ADVANTAGEOUS EFFECTS OF INVENTION

[0154] The MLEMAT (89) for DSR and DSC of the invention offers valuable industrial advantages in the non-destructive automated control of hot cast strands of Steel Slabs, in the steel industry: [0155] a. It can operate at a casting temperature of cast strands of Steel Slabs which may exceed 1200° C. [0156] b. It can perform the continuous 3D mapping of the cast strands of Steel Slabs at a speed of up to 1 meter per second. [0157] c. It allows the direct transit between the steel strand casting and the steel rolling, without the need of cooling down the Steel Slabs down to 100° C. max in order to proceed with their NDT with common instruments. [0158] d. It saves the gas commonly used to reheat the Steel Slabs at 1200° C. after NDT and before rolling the steel. [0159] e. It provides a 3D mapping observed continuously from cast strands of Steel Slabs, for automatically and dynamically adjusting the parameters of the continuous casting equipment. [0160] f. It continuously identifies, with a high definition and reliability, all the types of (internal and surface) discontinuities in cast strands of Steel Slabs, as well as their coordinates. [0161] g. It improves the standardization, the quality control, and the accuracy of the grading of quality the Steel Slabs produced and increases the added value of the continuous casting. [0162] h. It provides an automatic precise adjustment in real time of the dynamic parameters for the DSR and/or the DSC of a continuously cast strand of Steel Slabs. [0163] i. It provides an early detection of the discontinuities in the Steel Slabs, and it automatically allows their possible orientation towards the preceding production processes as a function of their quality, by inducing considerable savings in time, energy, materials, and work. [0164] j. It increases the performance and productivity of a steel casting machine of 7% or more. [0165] k. It can be installed without significant structural changes in the existing casting equipment of a steel mill since it is compact.

INDUSTRIAL APPLICABILITY

[0166] The invention has industrial applications in the metallurgical industry, and in particular in the steel industry, for quality testing and automatic adjustment of DSR and/or DSC of hot strands of Steel Slabs at more than 1000° C. in continuous casting lines of steel, and for the quality control of semi-products of the metallurgical industry.
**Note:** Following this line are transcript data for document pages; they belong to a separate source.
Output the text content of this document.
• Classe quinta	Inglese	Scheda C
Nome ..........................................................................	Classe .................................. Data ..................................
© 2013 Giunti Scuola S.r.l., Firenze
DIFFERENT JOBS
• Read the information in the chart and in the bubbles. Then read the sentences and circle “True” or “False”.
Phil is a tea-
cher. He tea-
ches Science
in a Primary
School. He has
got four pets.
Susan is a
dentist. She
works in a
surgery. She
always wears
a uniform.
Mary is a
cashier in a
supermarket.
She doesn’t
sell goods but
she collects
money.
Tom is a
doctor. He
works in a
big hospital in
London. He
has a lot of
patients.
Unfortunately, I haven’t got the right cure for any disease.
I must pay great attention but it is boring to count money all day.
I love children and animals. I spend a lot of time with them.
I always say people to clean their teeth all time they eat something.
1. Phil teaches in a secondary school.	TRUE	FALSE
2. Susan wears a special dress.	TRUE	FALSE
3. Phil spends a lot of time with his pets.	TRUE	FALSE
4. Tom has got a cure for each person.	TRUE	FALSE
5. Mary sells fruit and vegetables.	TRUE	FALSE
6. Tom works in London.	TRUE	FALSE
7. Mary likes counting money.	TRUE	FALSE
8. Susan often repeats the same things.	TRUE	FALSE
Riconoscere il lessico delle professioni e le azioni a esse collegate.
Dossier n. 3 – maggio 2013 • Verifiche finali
The invention also has industrial applications in the railway industry, for the high-speed control of railway rails, and the control of the wheelsets mounted. The invention also has industrial applications in the oil and gas industry, chemistry, and nuclear industry, for the in-line tests of pipes and pipelines, drilling devices and equipment in hazardous and/or high-temperature environments.

[0167] Although only certain features of the invention have been illustrated and described herein, numerous modifications and changes will become apparent to those skilled in the art. It should therefore be understood that the appended claims are intended to cover all these modifications and changes which enter the true spirit of the invention.